The knot of limbs on the floor had come to a stop, Kuroba apparently feeling Kudo'd been punished enough. "You know, Hakuba-kun, that explains so much about you," the magician commented, one arm still looped loosely about Kudo's neck.
Saguru didn't dignify that with a response, only throwing his cousin a long-suffering glance. "A family curse, you said?"
"Anyway," Venkman broke in, "we talked about it, and given the events of the day, we decided it'd probably be best if you guys stayed here another night and got on the road in the morning. You're probably none of you in any shape to drive back to DC."
Hattori groaned. "Don't remind me. We gotta go back and explain this whole mess to Kudo's parents..."
"We appreciate the offer," Saguru replied, "and... we accept."
"But I get the couch," Kudo commented. "No offense, but I've seen enough of that guest room to last me a lifetime."
A snort from Zeddemore. "I hear ya."
Kudo sighed, leaning back and using Kuroba as a make-shift backrest. "I don't know about you guys, but for tonight, I just want to forget the rest of the world exists. Tomorrow we'll have work to do, more than enough to make up for it."

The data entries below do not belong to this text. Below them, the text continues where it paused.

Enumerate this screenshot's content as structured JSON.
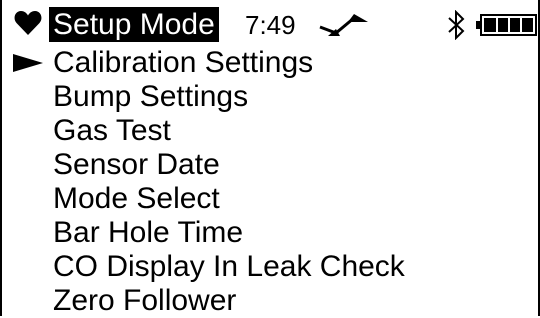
{
  "status": {
    "mode_title": "Setup Mode",
    "time": "7:49",
    "icons": [
      "heart-icon",
      "signal-icon",
      "bluetooth-icon",
      "battery-icon"
    ],
    "battery_level": 1.0
  },
  "menu": {
    "selected_index": 0,
    "items": [
      {
        "label": "Calibration Settings"
      },
      {
        "label": "Bump Settings"
      },
      {
        "label": "Gas Test"
      },
      {
        "label": "Sensor Date"
      },
      {
        "label": "Mode Select"
      },
      {
        "label": "Bar Hole Time"
      },
      {
        "label": "CO Display In Leak Check"
      },
      {
        "label": "Zero Follower"
      }
    ]
  }
}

"Yeah, speaking of that," Venkman commented, pulling out a sheet of paper. "I don't know what all you're planning to do about your big problem, but this might be useful."
"Names and phone numbers?" Kuroba said curiously, taking it from him.
"NYPD. We've gotten to know a lot of them over the years... these are the guys we know without a doubt are clean. Good guys, the lot of them. Don't know how much help it'll be, but it might be a place to start."
"Thanks," Kudo replied, as Kuroba handed it to him. A gleam in his eye indicated he was beginning to get an idea, but in deference to his earlier stated wishes, Saguru let it go for now.
"So," Hattori commented, "Seriously. Who's up for pizza?"
"Hattori, so help me, if you order anchovies, I will hurt you..."
"Spengs, you want
Saguru sighed. He must be losing his mind... he was actually looking forward to this.